New Fictional forms (big quote)

From: Michael Dawson <mdawson_at_mac.com>
Date: Thu, 20 Mar 2003 09:30:06 -0500


I find this sort of analysis fascinating.

I swiped this directly off of macgamer.com-- http://www.macgamer.com/news/item.php?id=6613

"New Fictional Forms Through Games-- Wednesday, March 19, 2003 - 11:45
am

  While stereotyped as violent and mindless, the artificial intelligence and behavioral programming in modern games has begun to reveal new forms of emergent narrative, or so writes Julian Stallabrass in
"Computer Fictions," published in the UK's Prospect Magazine.

  Stallabrass starts off by discussing the 8-bit classic space exploration game Starflight. From there, he moves into more modern ground, and covers Deus Ex, shooters, role-playing games, and arcade games, and how their increasing complexity and capacity for simulation is causing new and unexpected narratives to emerge from deceptively shallow-looking game worlds. He is fully aware of current limitations, though, as revealed in this discussion of Deus Ex: Computer games now present players with increasingly rich environments offering complex interaction. Yet narrative remains limited. While a child with dolls or soldiers can spin tales of great length and flexibility, the stories in games remain simple and linear. The more choices granted to a player, the more storylines proliferate, and each needs to be scripted by someone. One solution is to make the narrative branches cross; so in the cyberpunk RPG, 'Deus Ex', the choices made by the player shuffle the order of the games' episodes. (This game offered the player three different endings, all morally troublesome, based on the premise of the player as a government agent fighting "terrorists" who turn out to be at least no worse than his employers.) Such a tactic reduces the number of narrative branches, but at the cost of not being able to build into the story any memory of the order in which things take place-thus, many of 'Deus Ex's' episodes act as independent missions, rather than chapters in a story. In novels, the reader is carried from one episode to the next without any options other than to stop reading, yet the number and complexity of connections between episodes is almost unlimited.

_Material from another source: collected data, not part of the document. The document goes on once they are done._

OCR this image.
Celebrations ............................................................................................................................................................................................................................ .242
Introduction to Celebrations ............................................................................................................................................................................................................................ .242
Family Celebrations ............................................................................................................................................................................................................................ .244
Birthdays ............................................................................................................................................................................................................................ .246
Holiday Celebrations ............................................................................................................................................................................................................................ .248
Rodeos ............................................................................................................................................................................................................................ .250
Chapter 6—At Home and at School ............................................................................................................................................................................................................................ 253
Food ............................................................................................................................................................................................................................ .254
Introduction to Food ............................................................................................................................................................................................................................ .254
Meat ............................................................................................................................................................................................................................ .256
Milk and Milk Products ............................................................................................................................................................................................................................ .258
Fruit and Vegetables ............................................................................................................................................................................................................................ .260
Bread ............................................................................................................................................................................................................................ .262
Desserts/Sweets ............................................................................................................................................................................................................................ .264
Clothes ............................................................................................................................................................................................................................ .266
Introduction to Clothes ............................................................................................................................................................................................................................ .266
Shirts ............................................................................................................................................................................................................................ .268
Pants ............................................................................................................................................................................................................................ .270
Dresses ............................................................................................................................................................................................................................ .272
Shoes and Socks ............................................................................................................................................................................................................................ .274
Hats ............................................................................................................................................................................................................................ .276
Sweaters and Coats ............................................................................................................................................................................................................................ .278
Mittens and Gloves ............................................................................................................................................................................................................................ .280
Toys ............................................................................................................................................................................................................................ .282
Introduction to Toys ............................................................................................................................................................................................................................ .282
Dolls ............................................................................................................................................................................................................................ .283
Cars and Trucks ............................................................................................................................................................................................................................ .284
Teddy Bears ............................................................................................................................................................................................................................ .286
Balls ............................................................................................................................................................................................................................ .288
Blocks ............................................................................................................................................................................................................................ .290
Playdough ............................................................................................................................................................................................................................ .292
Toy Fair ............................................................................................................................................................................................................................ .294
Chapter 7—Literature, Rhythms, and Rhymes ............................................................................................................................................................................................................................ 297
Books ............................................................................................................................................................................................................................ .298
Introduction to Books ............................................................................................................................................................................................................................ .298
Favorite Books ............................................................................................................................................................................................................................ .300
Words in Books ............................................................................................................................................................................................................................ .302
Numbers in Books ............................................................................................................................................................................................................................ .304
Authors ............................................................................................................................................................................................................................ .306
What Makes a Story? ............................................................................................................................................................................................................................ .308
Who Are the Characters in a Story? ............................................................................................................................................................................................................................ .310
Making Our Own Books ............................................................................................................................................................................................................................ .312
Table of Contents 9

In computer games, as a direct result of offering choice to the player, the more open the narrative, the more amnesiac the game.
  For the rest of the discussion of what is emerging as games become more complex, take a look at Prospect Magazine's "Computer Fictions," by Julian Stallabrass. "

(That's the March issue of Prospect, no longer available for free online.)

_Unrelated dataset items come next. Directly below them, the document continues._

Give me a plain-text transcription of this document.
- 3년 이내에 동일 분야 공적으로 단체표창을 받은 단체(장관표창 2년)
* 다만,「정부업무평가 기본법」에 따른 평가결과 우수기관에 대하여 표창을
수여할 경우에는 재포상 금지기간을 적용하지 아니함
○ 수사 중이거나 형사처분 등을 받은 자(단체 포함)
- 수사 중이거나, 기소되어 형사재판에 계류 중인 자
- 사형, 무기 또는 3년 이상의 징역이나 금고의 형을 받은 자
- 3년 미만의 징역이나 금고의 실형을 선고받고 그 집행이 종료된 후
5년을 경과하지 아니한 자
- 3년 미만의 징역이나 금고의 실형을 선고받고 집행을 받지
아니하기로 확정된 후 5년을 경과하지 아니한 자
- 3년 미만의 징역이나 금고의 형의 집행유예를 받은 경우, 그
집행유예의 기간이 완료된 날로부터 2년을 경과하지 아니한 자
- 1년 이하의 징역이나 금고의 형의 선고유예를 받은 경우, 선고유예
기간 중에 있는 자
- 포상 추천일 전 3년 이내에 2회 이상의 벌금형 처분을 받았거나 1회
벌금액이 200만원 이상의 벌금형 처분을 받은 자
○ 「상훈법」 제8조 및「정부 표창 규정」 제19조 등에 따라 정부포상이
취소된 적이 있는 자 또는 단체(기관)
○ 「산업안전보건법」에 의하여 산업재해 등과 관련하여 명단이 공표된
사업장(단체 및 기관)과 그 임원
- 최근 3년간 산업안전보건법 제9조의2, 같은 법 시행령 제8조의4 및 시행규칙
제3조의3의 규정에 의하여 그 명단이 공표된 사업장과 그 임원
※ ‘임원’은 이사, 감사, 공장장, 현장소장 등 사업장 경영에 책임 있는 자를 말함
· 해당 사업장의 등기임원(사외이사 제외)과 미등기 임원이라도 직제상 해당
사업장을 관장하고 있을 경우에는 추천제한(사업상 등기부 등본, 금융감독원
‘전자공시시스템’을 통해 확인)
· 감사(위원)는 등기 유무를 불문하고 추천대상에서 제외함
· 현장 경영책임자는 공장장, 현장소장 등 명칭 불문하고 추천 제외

It _is_ a challenge to write a scenario arc that doesn't end in the same place regardless of the path you take--aside from the differing endings of ultimate victory or failure.
Even the biggest variation of a planned arc I've run has had only limited effect on the campaign as it continued. (I fully expected the heroes to fail a very difficult quest and be stranded far from home. They nevertheless succeeded and as a result skipped the entire River of Cradles scenario arc.)
Can anyone think of a campaign arc that DOESN'T end in the same place regardless of how the characters acted? Sure, the HEROES may be in a different place (married Jezra/buried Jezra, fought off the watchdog at the cradle/killed by dragonewts, freed Kallyr from the ice/dead on the ground)
but is there something out there where the published campaign can end in completely different narrative places?